Do We Really Need this Law?

State legislators are a strange and varied lot. They have risen out of the local government in which their chief role was to determine where new traffic lights should be placed around their district and listening to people complain about their high property taxes. At their position as a state level leader, they must make decisions regarding policy and issues. One would think that with the seriousness of this position, state legislators must be incredibly well educated and well informed, that they study the potential outcomes of every bill they consider before making a decision on how to cast their vote.

Not so.

Now, don’t get me wrong. I have a great respect for state legislators. Some of my favorite people are state legislators. I appreciate the insight they have, their willingness to participate in the sausage-making process that is law making, and their persistence in doing what they believe is best. I’m thankful that they are willing to make great personal sacrifices in order to serve the public good.

Sometimes, though, they really need to reconsider legislation they present.

Take, for example, Kansas House Bill 2234 that would prevent professors and other university employees from using their official titles in letters to the editor in which they comment on lawmakers, the governor, or other elected officials. This bill prohibits these professionals from using a title they have earned that will lend credibility to their statement. Granted, every word that flows from the pen of a college professor is not necessarily honest or even wise, but knowing why this person’s letter would be worth reading and what mindset they might have on an issue can often be found in their job title. If, for example, I know that the person writing the letter is a liberal professor at a local liberal university and he is criticizing a conservative lawmaker, then I might better be able to resist his liberal dogma. Of course, every job title does not equate to a specific political philosophy. This should not be used to overgeneralize, but can be used as a starting point to assess the writer and why he or she may have the opinion they do.

Then there is Montana House Bill 365 which would make yoga pants, and any other clothing that outlines your body, illegal. I don’t know whether to laugh or cry over this bill. I also do not like revealing or tight clothing worn in public. If funds permitted it, I would purchase billboard space and advertise that “leggings are NOT pants” all over my home state. It is little surprise that we have oversexed elementary school students when clothing designers gear their advertising toward them by using under dressed superstars.
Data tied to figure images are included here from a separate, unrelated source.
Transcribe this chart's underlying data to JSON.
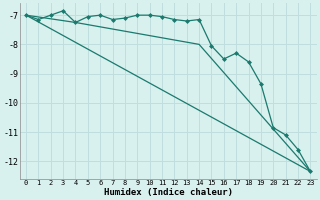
{
  "xlabel": "Humidex (Indice chaleur)",
  "background_color": "#d8f0ee",
  "grid_color": "#c0dede",
  "line_color": "#1a7a6e",
  "xlim": [
    -0.5,
    23.5
  ],
  "ylim": [
    -12.6,
    -6.6
  ],
  "yticks": [
    -7,
    -8,
    -9,
    -10,
    -11,
    -12
  ],
  "xticks": [
    0,
    1,
    2,
    3,
    4,
    5,
    6,
    7,
    8,
    9,
    10,
    11,
    12,
    13,
    14,
    15,
    16,
    17,
    18,
    19,
    20,
    21,
    22,
    23
  ],
  "series_main": {
    "x": [
      0,
      1,
      2,
      3,
      4,
      5,
      6,
      7,
      8,
      9,
      10,
      11,
      12,
      13,
      14,
      15,
      16,
      17,
      18,
      19,
      20,
      21,
      22,
      23
    ],
    "y": [
      -7.0,
      -7.15,
      -7.0,
      -6.85,
      -7.25,
      -7.05,
      -7.0,
      -7.15,
      -7.1,
      -7.0,
      -7.0,
      -7.05,
      -7.15,
      -7.2,
      -7.15,
      -8.05,
      -8.5,
      -8.3,
      -8.6,
      -9.35,
      -10.85,
      -11.1,
      -11.6,
      -12.35
    ]
  },
  "series_line1": {
    "x": [
      0,
      23
    ],
    "y": [
      -7.0,
      -12.35
    ]
  },
  "series_line2": {
    "x": [
      0,
      4,
      14,
      23
    ],
    "y": [
      -7.0,
      -7.25,
      -8.0,
      -12.35
    ]
  }
}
However, it is simply not the place of our government to regulate what clothing we wear or purchase for our children. This should be the role of parents and churches, not elected leaders. This is a matter of self-governance. Because my children saw my husband and me dress appropriately, they learned that some clothing was appropriate and some was not, and they didn’t waste their time walking downstairs in the morning with anything they knew I wouldn’t like. I governed my family without the help of elected officials. Consequently, my children are well respected in the community by adults and peers. If parents, families, and churches will step up and do the job, we won’t have a need to consider laws of this nature.

Then there is the Tennessee legislator who presented a bill that would make the Bible the TN State Book. I love the Bible. However, making the Bible the state book is pushing things a bit. I enjoy reading my Bible because it is my choice. At every opportunity, I am willing to share my faith with others. But even Jesus Christ did not push himself on people. He offered eternal life, healing, peace, and more all free for the taking, but He never required that anyone follow Him. Freedom of choice – people can choose to follow Christ and receive His gifts and blessings, or they can choose not to follow.

I feel fairly confident in saying that nearly everyone in Tennessee (and probably most other states) has heard of the Bible. Some love it, some hate it, and some don’t care one way or the other. But to make this wonderful book the “state book of TN” is an area better left untouched. The Bible is a writing of the beliefs and stories that establish the Christian doctrines. Similarly, the Qur’an is a writing of the beliefs and stories that establish the Islamic doctrines. So Christian, how would you feel if the Qur’an became the state book? How can we look at our beloved First Amendment to the US Constitution that supports the idea of religious freedom (a concept granted to us not by man, but by God) and say that people of faiths other than Christianity just have to accept that we got our law passed before they did?

The shoe hurts on the other foot, doesn’t it?

These three examples are not the only legislation that needs reexamination. Concerned citizen, please look at the legislation being considered in your state this year. Encourage friends to help you (some states present 1500 bills for consideration each year, you cannot do this alone!) and see what it taking place in your capitol. You can’t fix it if you don’t know it is happening and you won’t know what is happening unless you do some homework. It is not easy, citizenship is never easy. But if we are to turn our nation around, it will start in our state and local governments. It will start with people just like you.